Sementara diungkapkan satu di antara Kepala OPD setempat yang enggan disebutkan namanya menjelaskan.
“Sejauh ini tidak ada anggaran yang disebutkan oleh Sekretaris BPKAD itu, terkait anggaran untuk pembayaran Pajak Randis secara khusus.” Ujarnya.
Terpisah dikatakan Kepala Unit Pelaksana Teknis Dinas (UPTD) Sistem Administrasi Manunggal Satu Atap (Samsat) Tubaba, Aris Munandar, saat dikonfirmasi translampung.id diruang kerjanya, Rabu (16/3/2022) pukul 10.44 Wib mengatakan.
“Terkait pajak kendaraan dinas lingkungan Pemkab Tubaba ini sudah kita sampaikan surat yang ditandatangani langsung pak Sekda Provinsi Lampung pada bulan November 2021 lalu.” Terangnya.
Lanjut dia pihaknya telah berkoordinasi terhadap BPKAD sebagai tindak lanjut untuk surat tersebut, dan kawan-kawan dari BPKAD mereka berkomitmen untuk menindaklanjuti tunggakan itu dan ingin menginventarisir terlebih dahulu kendaraan-kendaraan terkait.
“Berdasar data, kendaraan dinas Pemkab Tubaba yang terdapat tunggakan sejumlah 427 kendaraan terdiri dari 103 roda empat dan sisanya roda dua. Tetapi saat ini sudah tersisa 424 lagi, karena tiga sudah baru dibayar beberapa waktu lalu berikut dendanya.” Jelasnya.

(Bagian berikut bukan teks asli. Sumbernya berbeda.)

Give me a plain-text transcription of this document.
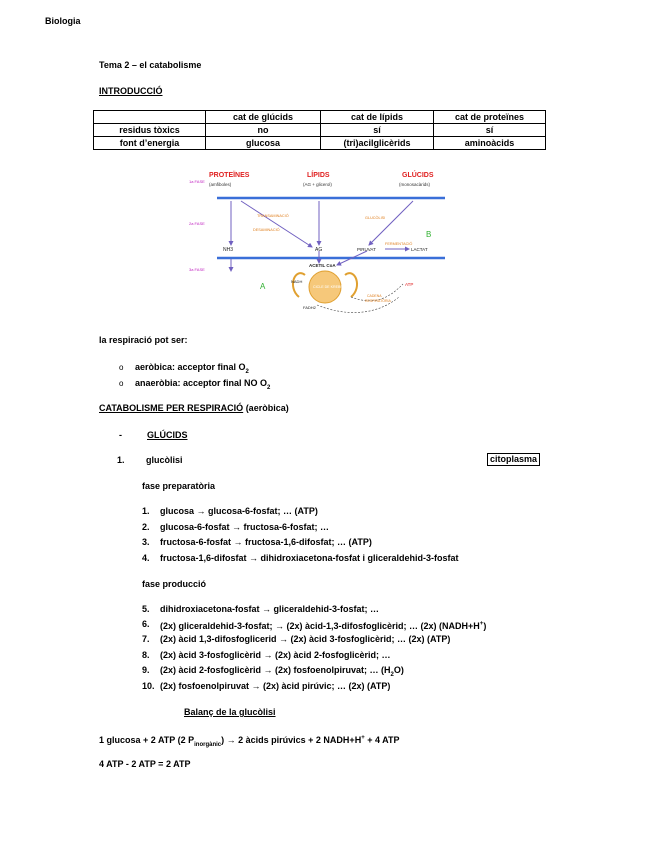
Biologia
Tema 2 – el catabolisme
INTRODUCCIÓ
	cat de glúcids	cat de lípids	cat de proteïnes
residus tòxics	no	sí	sí
font d’energia	glucosa	(tri)acilglicèrids	aminoàcids
PROTEÏNES	LÍPIDS	GLÚCIDS
(amfiboles)	(AG + glicerol)	(monosacàrids)
1a FASE
2a FASE
3a FASE
TRANSAMINACIÓ
DESAMINACIÓ
GLUCÒLISI
FERMENTACIÓ
NH3	AG	PIRUVAT	LACTAT
ACETIL CoA
CICLE DE KREBS
NADH
FADH2
ATP
CADENA
RESPIRATÒRIA
A
B
la respiració pot ser:
o aeròbica: acceptor final $O_2$
o anaeròbia: acceptor final NO $O_2$
CATABOLISME PER RESPIRACIÓ (aeròbica)
-	GLÚCIDS
1. glucòlisi	citoplasma
fase preparatòria
1. glucosa → glucosa-6-fosfat; … (ATP)
2. glucosa-6-fosfat → fructosa-6-fosfat; …
3. fructosa-6-fosfat → fructosa-1,6-difosfat; … (ATP)
4. fructosa-1,6-difosfat → dihidroxiacetona-fosfat i gliceraldehid-3-fosfat
fase producció
5. dihidroxiacetona-fosfat → gliceraldehid-3-fosfat; …
6. (2x) gliceraldehid-3-fosfat; → (2x) àcid-1,3-difosfoglicèrid; … (2x) (NADH+H+)
7. (2x) àcid 1,3-difosfoglicerid → (2x) àcid 3-fosfoglicèrid; … (2x) (ATP)
8. (2x) àcid 3-fosfoglicèrid → (2x) àcid 2-fosfoglicèrid; …
9. (2x) àcid 2-fosfoglicèrid → (2x) fosfoenolpiruvat; … $(H_2O)$
10. (2x) fosfoenolpiruvat → (2x) àcid pirúvic; … (2x) (ATP)
Balanç de la glucòlisi
1 glucosa + 2 ATP (2 $P_{inorgànic}) \to 2$ àcids pirúvics + 2 NADH+H+ + 4 ATP
4 ATP - 2 ATP = 2 ATP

Lanjut dia total tunggakan pajak kendaraan dinas itu bervariasi, ada yang menunggak satu tahun, bahkan ada yang 12 tahun tidak bayar. Begitu juga besaran bayar pajaknya, tergantung jenis kendaraan dan tahun keluar.
“Yang pasti, kendaraan dinas menunggak pajak itu tertera adalah milik Pemkab Tubaba, dan data per plat itu ada datanya di Provinsi.” Tuturnya.
Lebih lanjut dia paparkan. Kejadian tersebut sebenarnya sudah ada pemberitahuan atau himbauan terkait tunggakan pajak kendaraan dinas terhadap pihak Pemkab Tubaba khususnya BPKAD.
“Oleh karenanya, kami sangat berharap agar Pemkab dapat segera melunasi hutang-hutang tunggakan pajak kendaraan dinasnya dengan menindaklanjuti masalah ini secara konkret dan senantiasa dapat selalu membayarkan kewajibannya secara tertib.” Imbuhnya (D/r).